26 IoT Flaws Enable Denial-of-Service Attacks, Privilege Escalation

Research details vulnerabilities in the Zephyr Real Time Operating Systems and MCUboot, both used in IoT devices and sensors.

Newly discovered vulnerabilities in Internet of Things (IoT) components could expose a range of connected devices to denial-of-service (DoS) attacks and privilege escalation, a researcher with NCC Group reports.

The report details 26 vulnerabilities in the Zephyr Real Time Operating Systems (RTOS), which is specifically designed for IoT applications, and MCUboot, an open source, hardware-independent bootloader seen as a “companion project” to Zephyr, said NCC Group technical director Jeremy Boone in a blog post on the research, which was conducted in January and February of 2020. 

Both of these components exist in a range of IoT sensors and devices including baby monitors, LEDs, smart wearables, and IoT wireless gateways.

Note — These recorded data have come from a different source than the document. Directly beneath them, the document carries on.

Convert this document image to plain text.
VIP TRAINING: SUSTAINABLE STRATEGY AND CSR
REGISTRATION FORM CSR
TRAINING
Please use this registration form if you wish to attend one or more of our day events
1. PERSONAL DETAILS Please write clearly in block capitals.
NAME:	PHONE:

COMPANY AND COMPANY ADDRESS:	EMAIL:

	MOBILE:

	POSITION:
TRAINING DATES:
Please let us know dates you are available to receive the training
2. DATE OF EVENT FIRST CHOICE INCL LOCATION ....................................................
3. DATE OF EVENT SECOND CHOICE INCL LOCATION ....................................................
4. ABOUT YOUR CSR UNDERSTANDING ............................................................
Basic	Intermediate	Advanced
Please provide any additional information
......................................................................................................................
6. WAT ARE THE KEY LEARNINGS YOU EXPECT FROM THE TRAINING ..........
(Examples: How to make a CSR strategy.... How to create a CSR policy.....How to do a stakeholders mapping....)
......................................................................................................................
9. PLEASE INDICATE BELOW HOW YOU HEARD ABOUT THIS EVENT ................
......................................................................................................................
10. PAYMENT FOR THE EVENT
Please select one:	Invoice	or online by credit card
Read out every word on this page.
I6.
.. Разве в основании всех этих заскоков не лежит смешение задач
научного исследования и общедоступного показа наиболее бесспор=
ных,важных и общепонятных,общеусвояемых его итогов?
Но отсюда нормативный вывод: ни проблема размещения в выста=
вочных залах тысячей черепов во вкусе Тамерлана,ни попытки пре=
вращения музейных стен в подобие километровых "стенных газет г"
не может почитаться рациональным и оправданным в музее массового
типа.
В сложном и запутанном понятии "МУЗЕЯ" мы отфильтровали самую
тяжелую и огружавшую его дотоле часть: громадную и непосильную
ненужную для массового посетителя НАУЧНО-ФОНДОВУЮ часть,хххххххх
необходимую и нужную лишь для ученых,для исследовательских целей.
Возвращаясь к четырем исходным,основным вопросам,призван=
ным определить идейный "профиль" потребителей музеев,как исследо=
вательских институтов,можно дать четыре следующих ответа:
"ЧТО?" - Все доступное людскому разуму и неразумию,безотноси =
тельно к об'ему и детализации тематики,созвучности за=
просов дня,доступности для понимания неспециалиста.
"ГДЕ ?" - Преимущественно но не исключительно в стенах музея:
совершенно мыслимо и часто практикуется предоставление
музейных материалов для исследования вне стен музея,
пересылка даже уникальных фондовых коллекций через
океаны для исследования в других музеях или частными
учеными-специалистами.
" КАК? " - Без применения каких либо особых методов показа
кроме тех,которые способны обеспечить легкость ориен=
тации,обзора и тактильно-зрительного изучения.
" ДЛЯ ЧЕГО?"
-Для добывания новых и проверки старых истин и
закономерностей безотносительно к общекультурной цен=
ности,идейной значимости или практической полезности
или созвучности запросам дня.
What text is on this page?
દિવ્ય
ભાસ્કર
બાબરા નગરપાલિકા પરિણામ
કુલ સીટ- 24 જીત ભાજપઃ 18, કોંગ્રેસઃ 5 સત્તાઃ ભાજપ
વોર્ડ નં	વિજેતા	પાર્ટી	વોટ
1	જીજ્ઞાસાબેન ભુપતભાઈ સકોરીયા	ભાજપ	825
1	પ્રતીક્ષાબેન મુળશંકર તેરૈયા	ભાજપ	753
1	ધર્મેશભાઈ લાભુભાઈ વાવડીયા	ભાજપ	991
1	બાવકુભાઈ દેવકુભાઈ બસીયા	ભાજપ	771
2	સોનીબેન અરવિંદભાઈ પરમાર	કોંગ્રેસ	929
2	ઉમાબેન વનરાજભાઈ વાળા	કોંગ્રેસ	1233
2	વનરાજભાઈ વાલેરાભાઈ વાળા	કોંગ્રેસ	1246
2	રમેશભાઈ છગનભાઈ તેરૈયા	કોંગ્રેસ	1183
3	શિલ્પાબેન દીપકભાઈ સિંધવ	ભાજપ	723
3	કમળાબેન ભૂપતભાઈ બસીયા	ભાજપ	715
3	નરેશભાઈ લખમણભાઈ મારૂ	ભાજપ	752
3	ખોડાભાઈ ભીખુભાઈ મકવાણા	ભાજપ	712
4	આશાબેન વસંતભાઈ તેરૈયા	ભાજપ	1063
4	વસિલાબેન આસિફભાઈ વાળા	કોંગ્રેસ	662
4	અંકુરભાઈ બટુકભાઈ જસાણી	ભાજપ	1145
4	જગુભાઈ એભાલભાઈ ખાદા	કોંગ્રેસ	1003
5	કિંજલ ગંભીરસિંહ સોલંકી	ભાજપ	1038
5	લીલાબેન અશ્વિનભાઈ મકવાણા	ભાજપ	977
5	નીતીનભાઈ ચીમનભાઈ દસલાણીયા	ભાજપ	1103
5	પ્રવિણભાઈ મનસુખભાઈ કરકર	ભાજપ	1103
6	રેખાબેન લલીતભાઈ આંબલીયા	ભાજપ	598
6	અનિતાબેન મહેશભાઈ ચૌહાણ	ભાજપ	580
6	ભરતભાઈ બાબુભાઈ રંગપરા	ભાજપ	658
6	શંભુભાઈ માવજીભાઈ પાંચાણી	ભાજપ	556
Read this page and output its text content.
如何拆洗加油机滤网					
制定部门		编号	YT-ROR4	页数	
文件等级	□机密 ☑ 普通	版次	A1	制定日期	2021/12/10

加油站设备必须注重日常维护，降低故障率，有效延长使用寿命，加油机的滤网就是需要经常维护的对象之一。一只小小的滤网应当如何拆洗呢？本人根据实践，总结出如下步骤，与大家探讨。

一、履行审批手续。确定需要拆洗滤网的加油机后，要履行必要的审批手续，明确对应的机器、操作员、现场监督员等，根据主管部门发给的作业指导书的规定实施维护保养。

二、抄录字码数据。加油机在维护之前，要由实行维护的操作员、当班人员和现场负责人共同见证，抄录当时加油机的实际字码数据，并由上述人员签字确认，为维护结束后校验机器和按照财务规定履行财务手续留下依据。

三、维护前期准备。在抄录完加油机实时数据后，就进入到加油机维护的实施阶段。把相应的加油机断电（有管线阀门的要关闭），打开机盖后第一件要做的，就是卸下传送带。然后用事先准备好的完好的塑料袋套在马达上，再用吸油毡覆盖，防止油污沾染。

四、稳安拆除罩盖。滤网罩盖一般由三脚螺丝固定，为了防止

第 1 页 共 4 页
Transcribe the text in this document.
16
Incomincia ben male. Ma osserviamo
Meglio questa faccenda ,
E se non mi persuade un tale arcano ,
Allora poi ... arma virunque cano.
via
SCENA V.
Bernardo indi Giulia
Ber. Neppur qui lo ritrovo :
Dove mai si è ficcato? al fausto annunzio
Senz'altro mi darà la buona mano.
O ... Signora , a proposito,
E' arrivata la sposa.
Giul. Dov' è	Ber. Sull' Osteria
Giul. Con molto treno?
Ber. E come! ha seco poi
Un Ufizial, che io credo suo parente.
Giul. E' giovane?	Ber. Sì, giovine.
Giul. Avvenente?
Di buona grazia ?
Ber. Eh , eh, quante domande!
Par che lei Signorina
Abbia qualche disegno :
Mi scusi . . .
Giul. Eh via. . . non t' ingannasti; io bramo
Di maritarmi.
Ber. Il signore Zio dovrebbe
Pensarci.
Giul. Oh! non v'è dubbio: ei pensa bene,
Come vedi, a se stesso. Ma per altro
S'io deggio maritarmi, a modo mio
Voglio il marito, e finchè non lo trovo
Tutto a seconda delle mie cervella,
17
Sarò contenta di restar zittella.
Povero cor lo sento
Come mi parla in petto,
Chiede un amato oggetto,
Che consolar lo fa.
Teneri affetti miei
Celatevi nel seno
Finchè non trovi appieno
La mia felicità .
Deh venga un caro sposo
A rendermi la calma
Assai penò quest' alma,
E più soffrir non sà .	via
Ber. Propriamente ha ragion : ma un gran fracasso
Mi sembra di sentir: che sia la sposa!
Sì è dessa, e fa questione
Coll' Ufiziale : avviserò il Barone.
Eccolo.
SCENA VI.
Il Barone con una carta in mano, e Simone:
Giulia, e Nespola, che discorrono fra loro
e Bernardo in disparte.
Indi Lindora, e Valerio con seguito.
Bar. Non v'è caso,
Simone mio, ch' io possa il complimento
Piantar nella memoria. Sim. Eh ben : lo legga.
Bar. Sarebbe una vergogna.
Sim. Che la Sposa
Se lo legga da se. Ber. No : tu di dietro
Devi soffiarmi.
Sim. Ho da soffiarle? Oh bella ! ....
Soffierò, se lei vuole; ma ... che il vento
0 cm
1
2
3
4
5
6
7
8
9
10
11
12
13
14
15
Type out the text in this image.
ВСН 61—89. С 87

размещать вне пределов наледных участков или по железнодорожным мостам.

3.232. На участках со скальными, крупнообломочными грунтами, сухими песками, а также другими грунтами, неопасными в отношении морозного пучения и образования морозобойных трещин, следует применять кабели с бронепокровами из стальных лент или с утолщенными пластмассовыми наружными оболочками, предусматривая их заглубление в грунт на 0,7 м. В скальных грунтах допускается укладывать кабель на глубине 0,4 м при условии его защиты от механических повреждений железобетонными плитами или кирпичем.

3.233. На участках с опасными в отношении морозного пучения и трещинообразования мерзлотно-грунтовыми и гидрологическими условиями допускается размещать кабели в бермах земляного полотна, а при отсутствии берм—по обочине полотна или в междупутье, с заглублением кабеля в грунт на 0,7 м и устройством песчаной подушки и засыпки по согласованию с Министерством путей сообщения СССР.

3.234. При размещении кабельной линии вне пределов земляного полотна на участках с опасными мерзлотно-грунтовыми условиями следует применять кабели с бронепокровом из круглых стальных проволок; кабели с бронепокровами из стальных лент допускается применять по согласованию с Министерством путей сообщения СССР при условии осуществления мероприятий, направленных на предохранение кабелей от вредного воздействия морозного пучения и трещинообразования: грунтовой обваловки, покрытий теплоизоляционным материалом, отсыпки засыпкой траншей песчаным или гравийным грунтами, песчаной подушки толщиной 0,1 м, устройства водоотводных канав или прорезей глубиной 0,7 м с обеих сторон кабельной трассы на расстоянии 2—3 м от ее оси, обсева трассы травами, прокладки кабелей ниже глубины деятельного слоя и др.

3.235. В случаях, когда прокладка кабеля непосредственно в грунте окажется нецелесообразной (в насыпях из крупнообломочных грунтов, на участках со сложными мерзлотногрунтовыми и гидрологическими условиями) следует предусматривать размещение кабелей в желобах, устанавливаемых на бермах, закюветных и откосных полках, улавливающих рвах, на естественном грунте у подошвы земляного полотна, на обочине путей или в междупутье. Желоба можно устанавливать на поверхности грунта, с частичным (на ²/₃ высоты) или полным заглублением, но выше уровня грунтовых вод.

Zephyr RTOS is supported by several major vendors including Intel, NXP, Nordic Semiconductor, and Texas Instruments; it also supports a wide range of chipset architectures and development kits. 

NCC Group discovered 25 vulnerabilities affecting the Zephyr RTOS and one affecting MCUboot. Researchers found both locally and remotely exploitable memory corruption flaws, multiple paths that could let a compromised user application to escalate privilege to kernel mode, and multiple weaknesses in the design of certain exploit mitigation systems that exist in the kernel.

As of the research publication date, 15 of these 26 problems have been addressed.

“The remaining unpatched findings pose a low overall risk as they represent denial of service vulnerabilities, or opportunities to further harden the kernel by improving existing exploit mitigation systems,” the report states. Zephyr has indicated to NCC Group that these lower-risk issues are outside the 90-day embargo policy and they will address them in a future release.